Dave Ketchum wrote:
We need provision for breaking ties. I offer a thought that avoids tossing coins:
     If counts are even, give candidate with lower name an extra vote.
     If counts are odd, give candidate with higher name an extra vote.

Big deal is I am an enemy of lotteries in voting:
     Hard to come up with a formula for conducting the lottery.
Hard to prove the formula has been obeyed - cheating in the counting is obviously tempting.

Some methods of voting can inspire extra temptation for strategizing - and temptation to try to counteract suspected strategizing. Avoiding such voting methods may be the most practical way to avoid the problem.

Some supposed strategizing assumes shared knowledge and plotting that does not deserve attempts to counteract because the supposed sharing of knowledge and planning is not practical in real elections.

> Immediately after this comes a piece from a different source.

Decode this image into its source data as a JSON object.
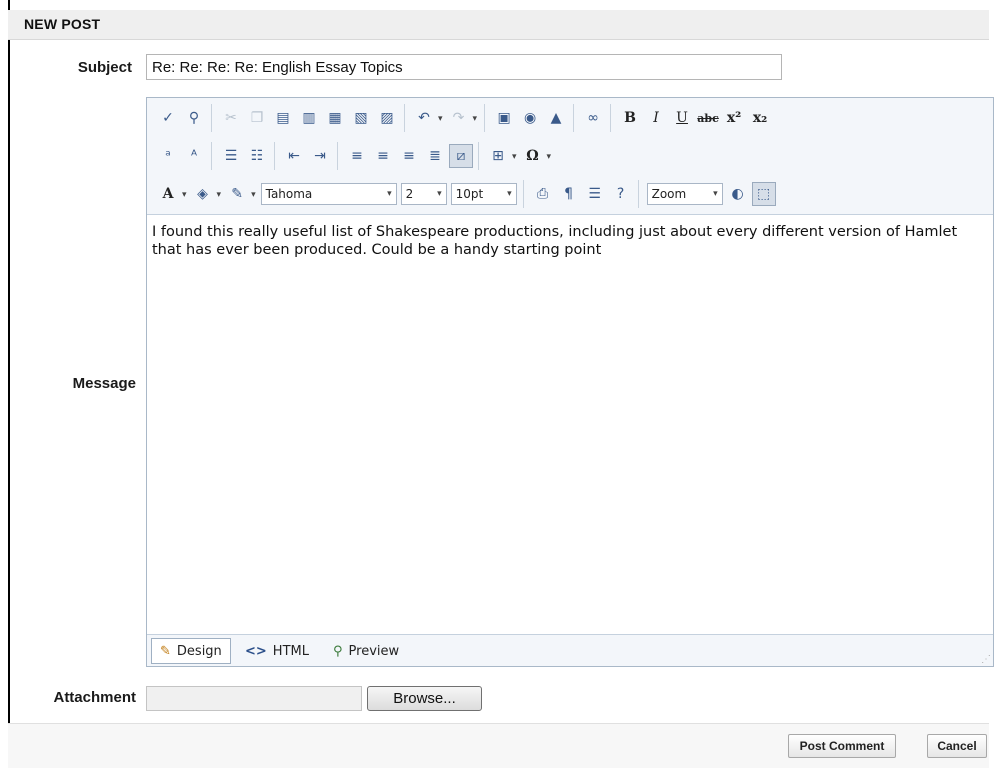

Another option is this: use the total count as the seed for a good pseudorandom number generator. True, it can be tricked by simply calculating (add write-in ballots until it goes one's way), but if the adversary has power to disturb the counts so that it sums to a particular value, your method won't work either.

Your method can in any event be generalized: if there's an n-way tie, order the candidates from 0 to n exclusive in alphabetical order, then calculate x = (total mod n). Count up to x (first is zero), and that candidate gets an extra vote. There may be some (weak) statistical problems if one can guess the range of total - something about how some digits will appear slightly more often than others - if that breaks the scheme, use a PRNG or hash.